Outro ponto a ser ressaltado refere-se à sinestesia de cores e alegria, que infelizmente também não se repetem. Aqui se lembre a mágica arrebatadora de Dick Van Dyke ao iniciar o filme com aquele conjunto de instrumentos peculiaríssimo, em agradável tom ao fundo arrebanhando a todos. E o mais importante a se frisar, dentre as dissonâncias: uma (nova) protagonista que, a despeito de interpretação primorosa, tornou-se de poucas falas, sem a criação de um vínculo fílmico maior, exatamente pelo temor de se maculá-la (aqui se leia macular a original).

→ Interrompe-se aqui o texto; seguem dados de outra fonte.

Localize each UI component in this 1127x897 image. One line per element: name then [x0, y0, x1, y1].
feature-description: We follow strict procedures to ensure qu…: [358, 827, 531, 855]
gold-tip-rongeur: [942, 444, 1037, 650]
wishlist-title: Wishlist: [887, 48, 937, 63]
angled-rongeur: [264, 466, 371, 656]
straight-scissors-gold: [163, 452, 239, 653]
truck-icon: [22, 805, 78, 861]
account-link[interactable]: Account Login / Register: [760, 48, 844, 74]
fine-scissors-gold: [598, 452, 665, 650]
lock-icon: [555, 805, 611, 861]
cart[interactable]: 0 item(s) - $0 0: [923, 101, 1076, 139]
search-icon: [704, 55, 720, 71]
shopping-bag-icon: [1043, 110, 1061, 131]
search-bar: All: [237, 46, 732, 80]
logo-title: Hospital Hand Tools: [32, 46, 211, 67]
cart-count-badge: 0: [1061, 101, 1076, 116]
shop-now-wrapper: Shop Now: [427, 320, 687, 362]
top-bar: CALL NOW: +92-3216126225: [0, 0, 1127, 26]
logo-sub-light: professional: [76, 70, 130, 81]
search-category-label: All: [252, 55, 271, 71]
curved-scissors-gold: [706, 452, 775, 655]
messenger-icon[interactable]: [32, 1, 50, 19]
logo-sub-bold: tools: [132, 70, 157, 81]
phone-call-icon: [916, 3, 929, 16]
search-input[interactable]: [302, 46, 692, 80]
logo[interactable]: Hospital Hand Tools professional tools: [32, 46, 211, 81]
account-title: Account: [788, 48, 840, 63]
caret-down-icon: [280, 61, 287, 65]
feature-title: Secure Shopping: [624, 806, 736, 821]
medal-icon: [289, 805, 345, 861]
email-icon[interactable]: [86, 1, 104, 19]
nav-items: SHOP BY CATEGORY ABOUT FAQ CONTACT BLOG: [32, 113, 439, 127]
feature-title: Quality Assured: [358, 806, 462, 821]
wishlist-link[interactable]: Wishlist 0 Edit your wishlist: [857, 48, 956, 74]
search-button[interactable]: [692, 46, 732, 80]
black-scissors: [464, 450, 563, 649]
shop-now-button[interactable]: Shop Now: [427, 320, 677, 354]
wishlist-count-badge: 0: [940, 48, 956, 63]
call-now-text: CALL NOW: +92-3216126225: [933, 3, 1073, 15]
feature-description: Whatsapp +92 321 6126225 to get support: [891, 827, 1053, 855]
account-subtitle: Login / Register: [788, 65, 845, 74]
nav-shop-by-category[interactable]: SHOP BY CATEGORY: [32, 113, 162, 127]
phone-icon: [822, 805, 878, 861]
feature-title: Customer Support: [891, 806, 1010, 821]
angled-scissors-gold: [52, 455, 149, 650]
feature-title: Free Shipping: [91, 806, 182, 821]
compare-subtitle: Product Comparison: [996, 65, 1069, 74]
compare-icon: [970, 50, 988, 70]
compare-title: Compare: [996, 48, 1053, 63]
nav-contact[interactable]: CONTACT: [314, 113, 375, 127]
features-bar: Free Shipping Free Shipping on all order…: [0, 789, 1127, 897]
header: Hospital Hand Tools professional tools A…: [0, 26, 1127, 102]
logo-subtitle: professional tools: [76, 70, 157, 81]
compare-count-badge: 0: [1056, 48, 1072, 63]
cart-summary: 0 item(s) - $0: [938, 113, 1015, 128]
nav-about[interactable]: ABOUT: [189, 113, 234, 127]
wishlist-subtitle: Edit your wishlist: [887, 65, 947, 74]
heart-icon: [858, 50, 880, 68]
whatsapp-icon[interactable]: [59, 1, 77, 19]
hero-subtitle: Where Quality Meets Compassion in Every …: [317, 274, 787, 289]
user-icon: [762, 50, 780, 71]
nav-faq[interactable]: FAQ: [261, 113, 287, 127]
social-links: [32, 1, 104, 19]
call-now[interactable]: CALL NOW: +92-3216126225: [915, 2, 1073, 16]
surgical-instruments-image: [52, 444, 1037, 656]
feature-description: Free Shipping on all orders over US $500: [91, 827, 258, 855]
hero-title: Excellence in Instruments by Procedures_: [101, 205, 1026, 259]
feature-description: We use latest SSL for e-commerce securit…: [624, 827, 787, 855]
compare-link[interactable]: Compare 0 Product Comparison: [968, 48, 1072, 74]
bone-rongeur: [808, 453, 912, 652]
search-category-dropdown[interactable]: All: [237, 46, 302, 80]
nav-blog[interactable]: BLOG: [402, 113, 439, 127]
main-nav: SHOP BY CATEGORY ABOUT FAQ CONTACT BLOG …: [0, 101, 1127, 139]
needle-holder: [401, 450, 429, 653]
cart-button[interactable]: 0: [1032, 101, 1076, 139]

No fim (e desde o começo) das contas, não há como não estabelecer um pararelo comparativo com o produto original. Esta crítica, quer queiramos ou não, serve-se a isso em primazia. E isso não poderia ser diferente, afinal este filme surge daquele. Corrobora, ainda, a reafirmação desse paralelismo o fato inesquecível da grande luta de Walt Disney para conseguir comprar os direitos de adaptação do livro Mary Poppins. Pode entender isso com clareza quem assistiu ao filme Walt nos Bastidores de Mary Poppins. Na produção de 2016, um retrato detalhado e realístico da odisseia de 24 anos de negociações que Disney teve de enfrentar para cumprir a promessa que fizera à sua filha Diane de levar Mary Poppins para as telas. Irascível era adjetivo simples para a personalidade de Pamela Lyndon Travers, a autora da série de livros protagonizada pela icônica babá que emerge do céu para a graça das crianças de um lar londrino. Na saga narrando a convivência e o contrato comercial entre o grande produtor-cineasta e a escritora, pode-se perceber o deslumbramento e a intuição mais que visionária de Disney para realizar a produção que conquistou a maior bilheteria de seu ano de lançamento (superando My Fair Lady, por exemplo) e nada menos que cinco Oscars. Daí se depreende a importância cinematograficamente histórica que tem uma produção de renovação como essa e as implicariedades surgidas com este novo grande investimento dos estúdios de Walt.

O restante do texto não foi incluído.